Die Talstation in Ragnatsch in der Ebene des Seeztals ist mit öffentlichen Verkehrsmitteln gut erreichbar. Es handelt sich um einen in Tarnfarbe bemalten Betonbau. Auch die Bergstation ist ein Betonbaukörper mit Flachdach, der bergseitig in den Hang hineingebaut ist. Beide Tragseile sind in der Talstation mittels Muffen mit Spannseilen verbunden und gewichtgespannt, während sich das Spannsystem für das Zugseil in der Bergstation befindet. Das Spanngewicht ist in einem Turm vor der Bergstation untergebracht. Die Streckenlänge von über 3 km wird mit Hilfe von neun Fachwerkstützen mit beweglichen Tragseilschuhen bewältigt. Im Jahr 2019 erfolgte ein Umbau der Steuerung durch die Firma Frey AG Stans. Die Stromversorgung der Steuerung in der Bergstation erfolgt mittels Solarzellen und Batterie.

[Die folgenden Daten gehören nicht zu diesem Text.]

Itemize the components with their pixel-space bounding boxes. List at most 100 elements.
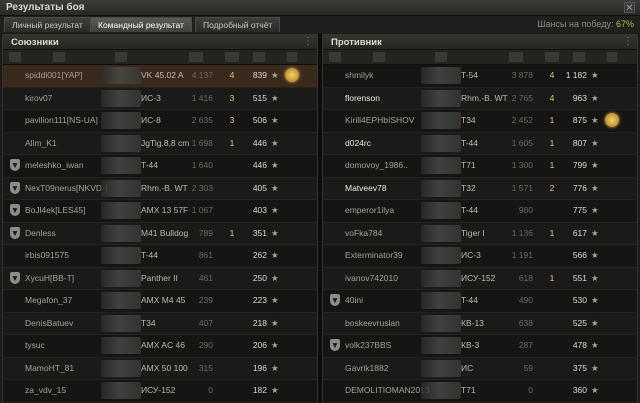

Die Bahn erschließt ein einzigartiges Naherholungsgebiet mit vielen Wanderwegen und mit einem gemütlichen Berggasthaus. Trotz der geringen Förderleistung der Bahn werden jährlich an die 16.000 Beförderungen verzeichnet. Eine Voranmeldung ist vor allem bei Schönwetter obligatorisch. Die Seilbahn Palfries verwendet als Fahrkarten eigene klassische Edmondsons-Kartontickets, die von vielen Besuchern als kleines Souvenir von der Bahnfahrt mitgenommen werden. Für manche Besucher ruft heute die Fahrt mit dieser Seilbahn ihre Erinnerungen an die Zeiten ihres Militärdienstes wach.